Escolas Gerais 54, Lisbona
Telefono: +351 218 862 133
This is a tasca too, but Ti Natercia (Auntie Natercia) deserves a paragraph of its own. Natercia is a show of a woman, she cooks, serves and runs the place. A real “hole in the wall”, so much that it’s even quite difficult to spot: you’ll find it along the famous tram no.28 route, on a point where the street is so narrow that you need to be extremely careful before stepping out of the tasca, and its sign is partly concealed under a balcony. Being so small it’s necessary to make a reservation, not only for the table but also for the food, that Natercia will cook for the occasion. I understood the criteria on which she decides whether to accept your reservation, nor I understood her opening times. After the first attempt, when we’ve been told to come back the next day at 1pm – maybe – we decided to place this tasca under siege: we went there half an hour before and sat at the bar at the other side of the door, sipping coffee and not taking our eyes off the door. At the tiniest movement we sprung up and ran there imploring Natercia who, with an expression of false resignation, let us in. Luckily we were also blessed with their speciality, the bacalhau folhado (which apparently has been prepared for other customers…sorry lovely Spanish couple, you’ll have to go back). Despite the expectations being set very high by my friend who recommended me this place this super cod-roll somehow exceeded them, so that my mate and I wolfed one down while it’s usually for four people. We also cleared off the salad plate and some cheese.

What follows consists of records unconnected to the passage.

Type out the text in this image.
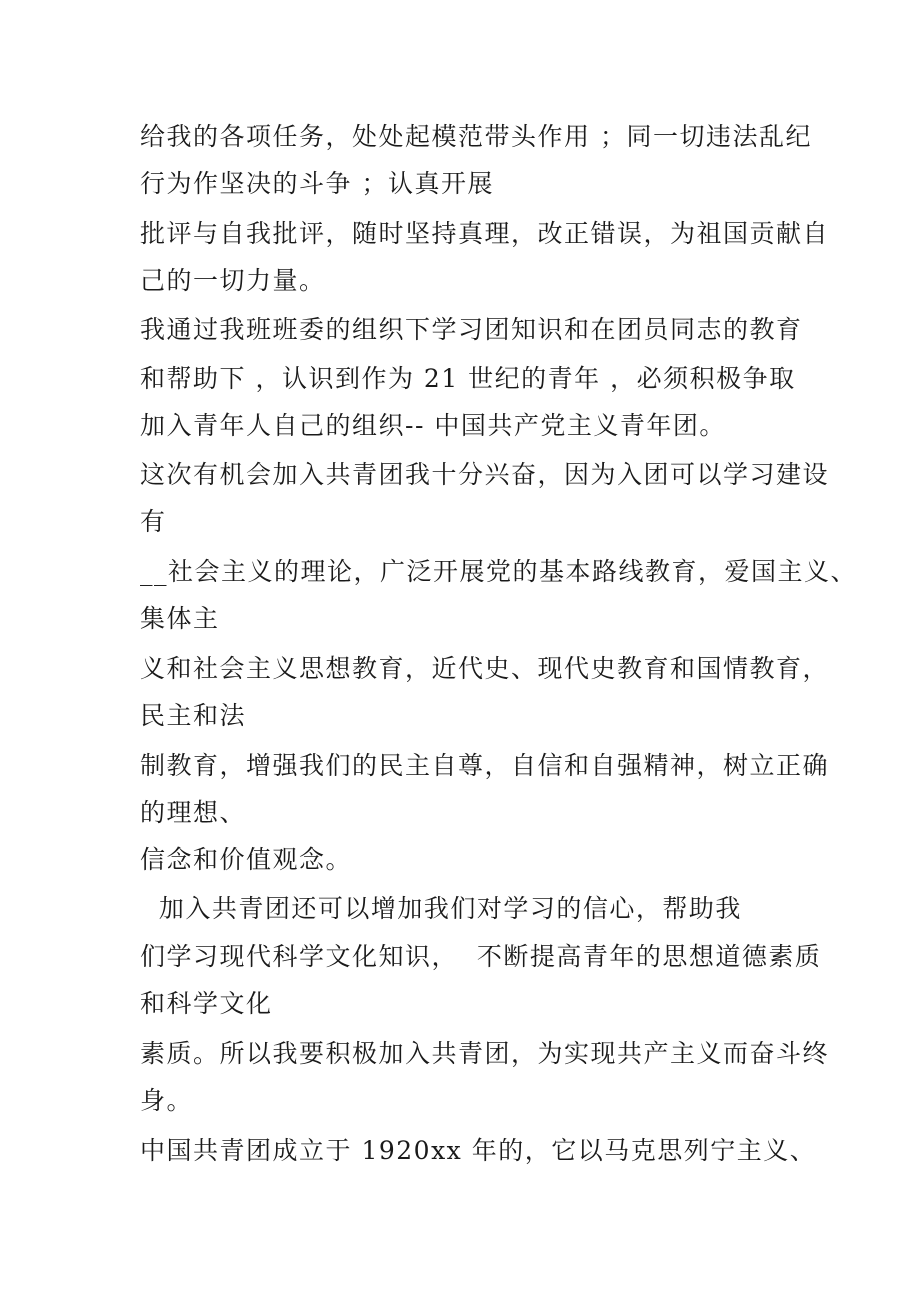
给我的各项任务，处处起模范带头作用 ；同一切违法乱纪

行为作坚决的斗争 ；认真开展

批评与自我批评，随时坚持真理，改正错误，为祖国贡献自

己的一切力量。

我通过我班班委的组织下学习团知识和在团员同志的教育

和帮助下 ，认识到作为 21 世纪的青年 ，必须积极争取

加入青年人自己的组织-- 中国共产党主义青年团。

这次有机会加入共青团我十分兴奋，因为入团可以学习建设

有

__社会主义的理论，广泛开展党的基本路线教育，爱国主义、

集体主

义和社会主义思想教育，近代史、现代史教育和国情教育，

民主和法

制教育，增强我们的民主自尊，自信和自强精神，树立正确

的理想、

信念和价值观念。

加入共青团还可以增加我们对学习的信心，帮助我

们学习现代科学文化知识，  不断提高青年的思想道德素质

和科学文化

素质。所以我要积极加入共青团，为实现共产主义而奋斗终

身。

中国共青团成立于 1920xx 年的，它以马克思列宁主义、
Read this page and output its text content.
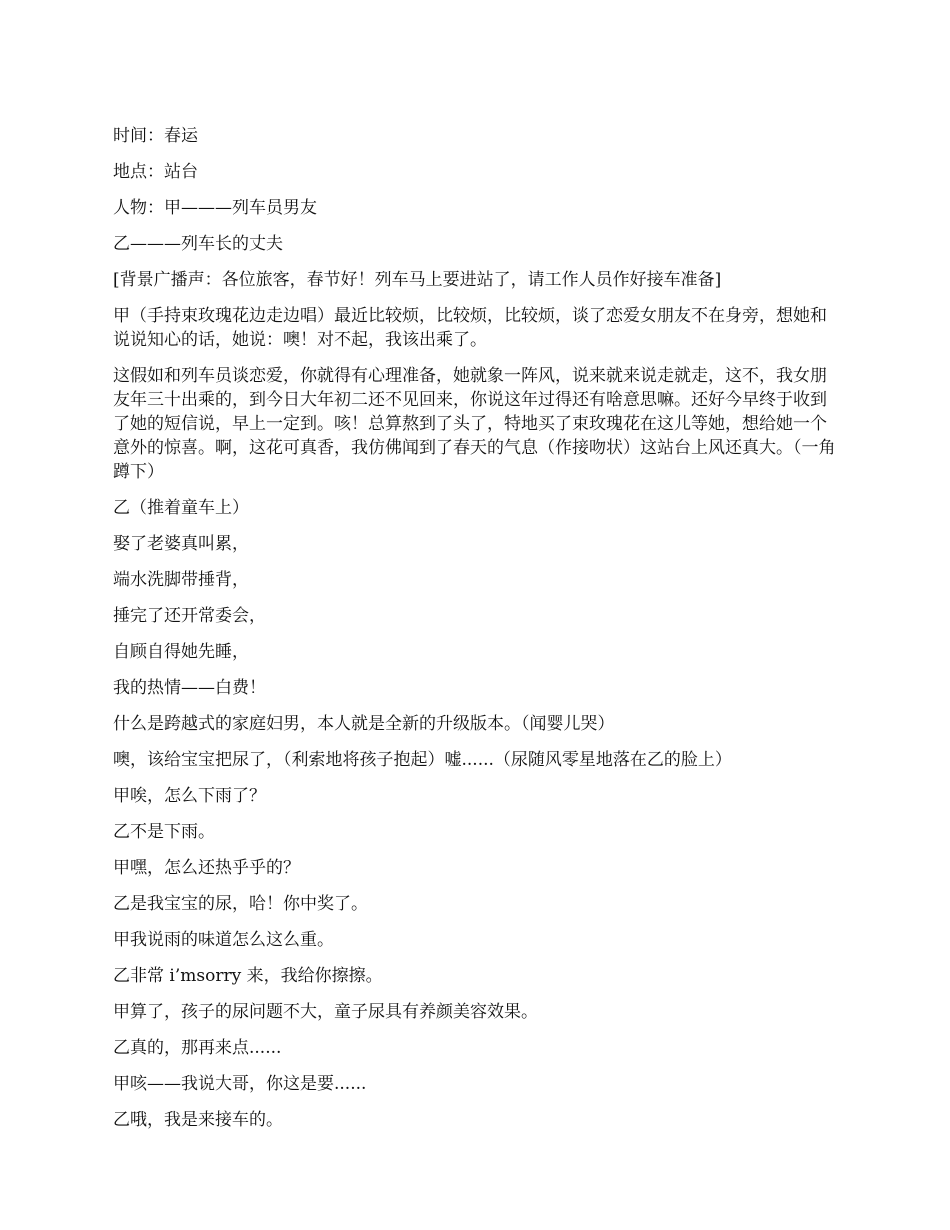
时间：春运

地点：站台

人物：甲———列车员男友

乙———列车长的丈夫

[背景广播声：各位旅客，春节好！列车马上要进站了，请工作人员作好接车准备]

甲（手持束玫瑰花边走边唱）最近比较烦，比较烦，比较烦，谈了恋爱女朋友不在身旁，想她和说说知心的话，她说：噢！对不起，我该出乘了。

这假如和列车员谈恋爱，你就得有心理准备，她就象一阵风，说来就来说走就走，这不，我女朋友年三十出乘的，到今日大年初二还不见回来，你说这年过得还有啥意思嘛。还好今早终于收到了她的短信说，早上一定到。咳！总算熬到了头了，特地买了束玫瑰花在这儿等她，想给她一个意外的惊喜。啊，这花可真香，我仿佛闻到了春天的气息（作接吻状）这站台上风还真大。（一角蹲下）

乙（推着童车上）

娶了老婆真叫累，

端水洗脚带捶背，

捶完了还开常委会，

自顾自得她先睡，

我的热情——白费！

什么是跨越式的家庭妇男，本人就是全新的升级版本。（闻婴儿哭）

噢，该给宝宝把尿了，（利索地将孩子抱起）嘘......（尿随风零星地落在乙的脸上）

甲唉，怎么下雨了？

乙不是下雨。

甲嘿，怎么还热乎乎的？

乙是我宝宝的尿，哈！你中奖了。

甲我说雨的味道怎么这么重。

乙非常 i’msorry 来，我给你擦擦。

甲算了，孩子的尿问题不大，童子尿具有养颜美容效果。

乙真的，那再来点......

甲咳——我说大哥，你这是要......

乙哦，我是来接车的。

Rua dos Sapateiros 177, Lisbon
Phone: +351 21 342 7425
Apparently this miniature family-run restaurant in Baixa has been rewarded with the best arroz de marisco (a sort of seafood risotto with a thick and slightly spicy sauce) in Lisbon, or maybe the whole world. Now I have only tried this but I struggle to think of something better. My friend and I got served a satisfying pot, that was enough for 3 portions each but was so good that reaching the bottom made us consider a second round. Luckily for our health the kitchen closes pretty early (at 10pm), for this reason I would recommend to get here quite early (very early for the portuguese dining standards). When we arrived all tables were occupied so we asked the young waiter, whose speed was in dizzying contrast with his slow motion father, who informally reserved us a table. Just the time for a quick Ginja and back. Do whatever it takes for a meal here because a visit to Lisbon without trying the arroz the marisco is not worth mentioning.
Rua das Gáveas 8, Lisbon
Phone: +351 21 346 3443
After eating our way through a good share of the marine fauna we decided to move to terrestrial species. For meat eaters this must be the first stop, a restaurant specialised in carne na pedra, which means meat on stone. A big chunk of raw meat is served on a thick wooden tray embedded with a piping hot stone on which you will cook the slices of juicy beef as you wish. I love the rough and DIY atmosphere that makes the whole place buzzing with friendliness. However my opinion might have been biased by the house wine. What a devilish wine they serve…
This is not a restaurant but it will have to be your favourite snack. The Portuguese version to your bacon sandwich, your slice of pizza, your sausage roll. You can order a bifana in almost every tasca, but also in smaller shops selling some sort of Portuguese fast food. Usually you will see beef steaks cooking in big pots exposed behind the shop window. I still can0t explain how a steak in a roll can taste so good.